Our hut is called Cabin Copa, Copa meaning apex in Welsh. Aptly named as we balance on the slopes of this picturesque valley. Designed and constructed by the owner Dafydd Thomas, an architect, our cabin has everything we need. Dafydd’s family still live on the land on which Cabin Copa is located, his mother further up the track. Dyffid, his wife Ceri (responsible for the stunning  interior design of the cabins) and five children live near the entrance in a beautiful blue and grey farmhouse reflecting the tones of the plethora of slate found in the locality. 

The main area of the cabin has been utilised as a kitchen and living space. Although the cabin looks small on the outside the interior is deceptively spacious. White wooden walls, the high roof, the large rectangular windows all combine to give the illusion of space. There is a retro, upcycled tone to the cabin with seventies stone wear plates, ceramic swans in repose and bright white vases with splashes of lime green, azure and sunshine yellow.
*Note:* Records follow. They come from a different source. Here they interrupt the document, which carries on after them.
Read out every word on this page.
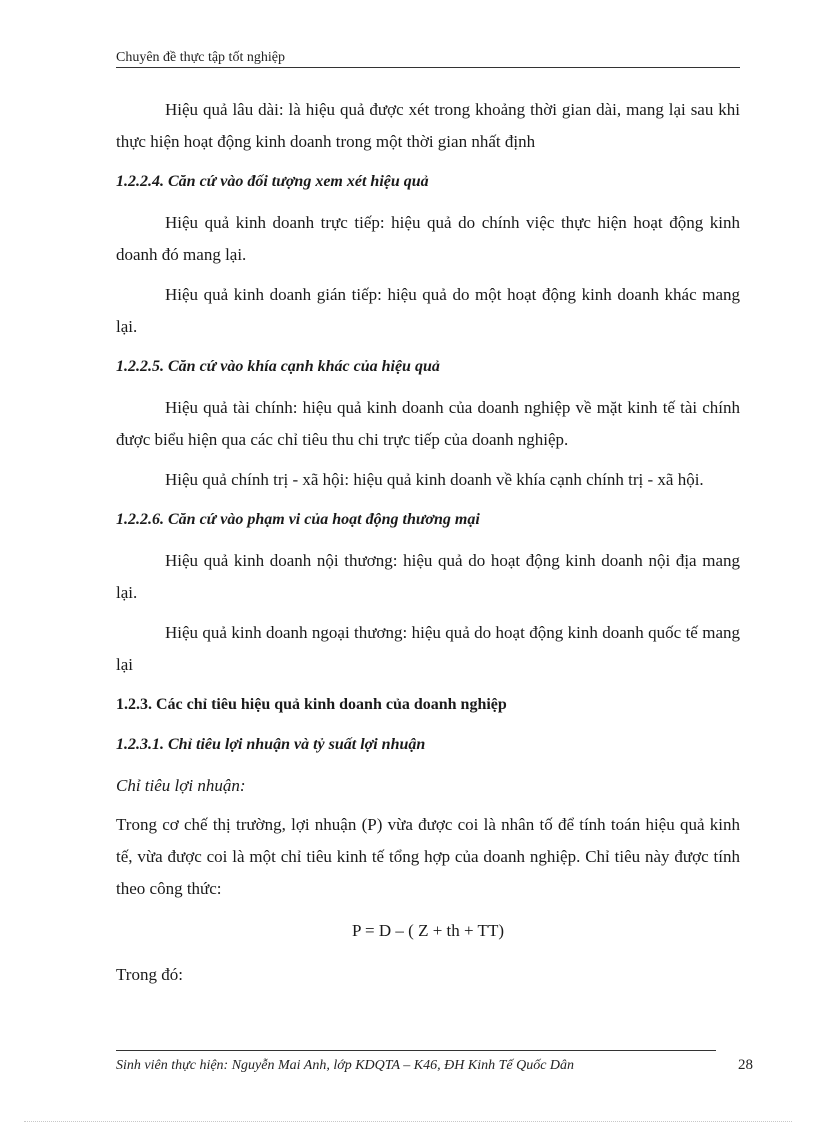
Chuyên đề thực tập tốt nghiệp

Hiệu quả lâu dài: là hiệu quả được xét trong khoảng thời gian dài, mang lại sau khi thực hiện hoạt động kinh doanh trong một thời gian nhất định

1.2.2.4. Căn cứ vào đối tượng xem xét hiệu quả

Hiệu quả kinh doanh trực tiếp: hiệu quả do chính việc thực hiện hoạt động kinh doanh đó mang lại.

Hiệu quả kinh doanh gián tiếp: hiệu quả do một hoạt động kinh doanh khác mang lại.

1.2.2.5. Căn cứ vào khía cạnh khác của hiệu quả

Hiệu quả tài chính: hiệu quả kinh doanh của doanh nghiệp về mặt kinh tế tài chính được biểu hiện qua các chỉ tiêu thu chi trực tiếp của doanh nghiệp.

Hiệu quả chính trị - xã hội: hiệu quả kinh doanh về khía cạnh chính trị - xã hội.

1.2.2.6. Căn cứ vào phạm vi của hoạt động thương mại

Hiệu quả kinh doanh nội thương: hiệu quả do hoạt động kinh doanh nội địa mang lại.

Hiệu quả kinh doanh ngoại thương: hiệu quả do hoạt động kinh doanh quốc tế mang lại

1.2.3. Các chỉ tiêu hiệu quả kinh doanh của doanh nghiệp

1.2.3.1. Chỉ tiêu lợi nhuận và tỷ suất lợi nhuận

Chỉ tiêu lợi nhuận:

Trong cơ chế thị trường, lợi nhuận (P) vừa được coi là nhân tố để tính toán hiệu quả kinh tế, vừa được coi là một chỉ tiêu kinh tế tổng hợp của doanh nghiệp. Chỉ tiêu này được tính theo công thức:

P = D – ( Z + th + TT)

Trong đó:

Sinh viên thực hiện: Nguyễn Mai Anh, lớp KDQTA – K46, ĐH Kinh Tế Quốc Dân	28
It is clear a lot of thought and effort has gone into the interior design. The large comfortable patchwork cushions are handmade and little touches such as a Polaroid camera toilet roll dispenser, and local antique cottons reels for light pulls make the cabin unique, and were some of the features I immediately fell in love with. 

The main feature of the lower area is a gorgeous locally sourced wood burning stove, in a shade of stormy blue. It provides waves of heat which hit the ceiling and roll back down warming the cabin on chilly nights. Manufactured by Chilli Penguin, the little stove is described as “The little stove with a big heart, stof fach gyda chalon fawr”, small but mighty, a flaming wood rocket, a tree fuelled engine” 
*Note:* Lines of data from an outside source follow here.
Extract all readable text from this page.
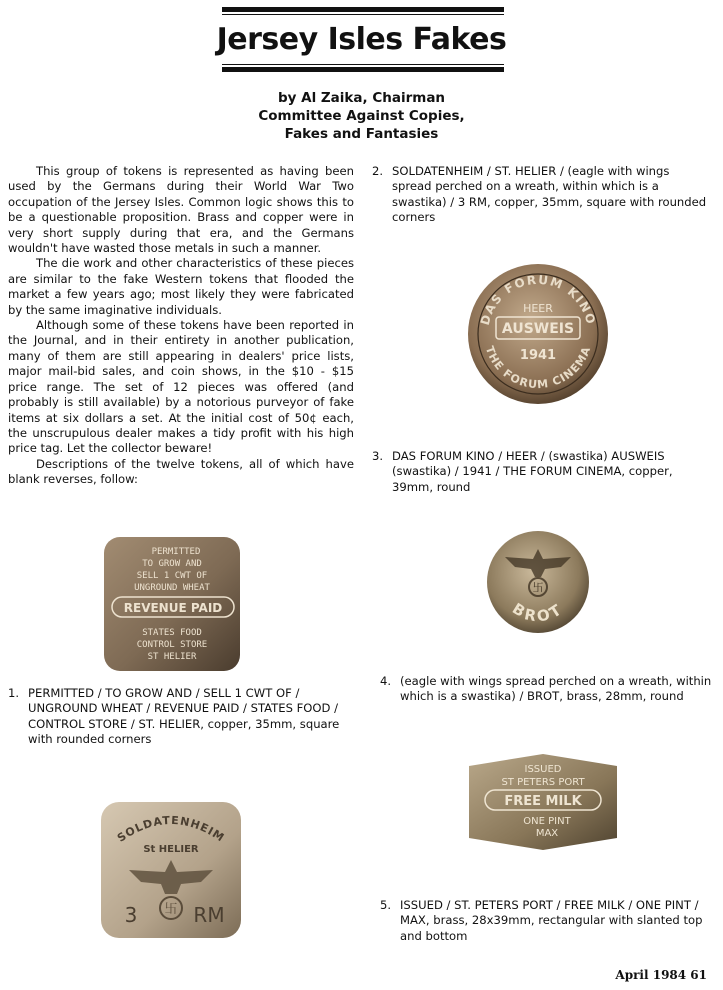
Jersey Isles Fakes
by Al Zaika, Chairman
Committee Against Copies,
Fakes and Fantasies

This group of tokens is represented as having been used by the Germans during their World War Two occupation of the Jersey Isles. Common logic shows this to be a questionable proposition. Brass and copper were in very short supply during that era, and the Germans wouldn't have wasted those metals in such a manner.

The die work and other characteristics of these pieces are similar to the fake Western tokens that flooded the market a few years ago; most likely they were fabricated by the same imaginative individuals.

Although some of these tokens have been reported in the Journal, and in their entirety in another publication, many of them are still appearing in dealers' price lists, major mail-bid sales, and coin shows, in the $10 - $15 price range. The set of 12 pieces was offered (and probably is still available) by a notorious purveyor of fake items at six dollars a set. At the initial cost of 50¢ each, the unscrupulous dealer makes a tidy profit with his high price tag. Let the collector beware!

Descriptions of the twelve tokens, all of which have blank reverses, follow:

2. SOLDATENHEIM / ST. HELIER / (eagle with wings spread perched on a wreath, within which is a swastika) / 3 RM, copper, 35mm, square with rounded corners
DAS FORUM KINO
THE FORUM CINEMA
HEER
AUSWEIS
1941
3. DAS FORUM KINO / HEER / (swastika) AUSWEIS (swastika) / 1941 / THE FORUM CINEMA, copper, 39mm, round
卐
BROT
4. (eagle with wings spread perched on a wreath, within which is a swastika) / BROT, brass, 28mm, round
ISSUED
ST PETERS PORT
FREE MILK
ONE PINT
MAX
5. ISSUED / ST. PETERS PORT / FREE MILK / ONE PINT / MAX, brass, 28x39mm, rectangular with slanted top and bottom
PERMITTED
TO GROW AND
SELL 1 CWT OF
UNGROUND WHEAT
REVENUE PAID
STATES FOOD
CONTROL STORE
ST HELIER
1. PERMITTED / TO GROW AND / SELL 1 CWT OF / UNGROUND WHEAT / REVENUE PAID / STATES FOOD / CONTROL STORE / ST. HELIER, copper, 35mm, square with rounded corners
SOLDATENHEIM
St HELIER
卐
3	RM
April 1984 61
There is a distinctively Welsh theme throughout the cabin. A large ordnance survey map depicting the Dyfi Valley hangs on one wall, a hand sewn welcome sign, in Welsh, is displayed on the bathroom door and a frame containing the Welsh alphabet is cheerfully resting on a shelf running the length of the cabin. 

Sitting looking out of the long rectangular window is like being in front of a stunning landscape scene in an art gallery. The gentle swaying of the trees and a sheep, a pheasant or even a rabbit intruding into the frame is the only clue that you are not, in fact, in front of a painting. A mezzanine level bed, with views across the valley to the front and into the forest behind, is reached by climbing a small ladder which also doubles as a seat for the dining table. As a child I loved reading the novel Heidi by Swiss author Johanna Spyri, I used to dream about having a room in the roof with a little ladder to climb and a round window looking out to the mountains. For me bedtime at Cabin Copa was the actualisation of that dream. Needless to say that drifting to sleep on the comfortable mattress, to the sound of the crackling fire and the babbling brook outside the window, resulted in one of the best nights sleep I’ve ever had.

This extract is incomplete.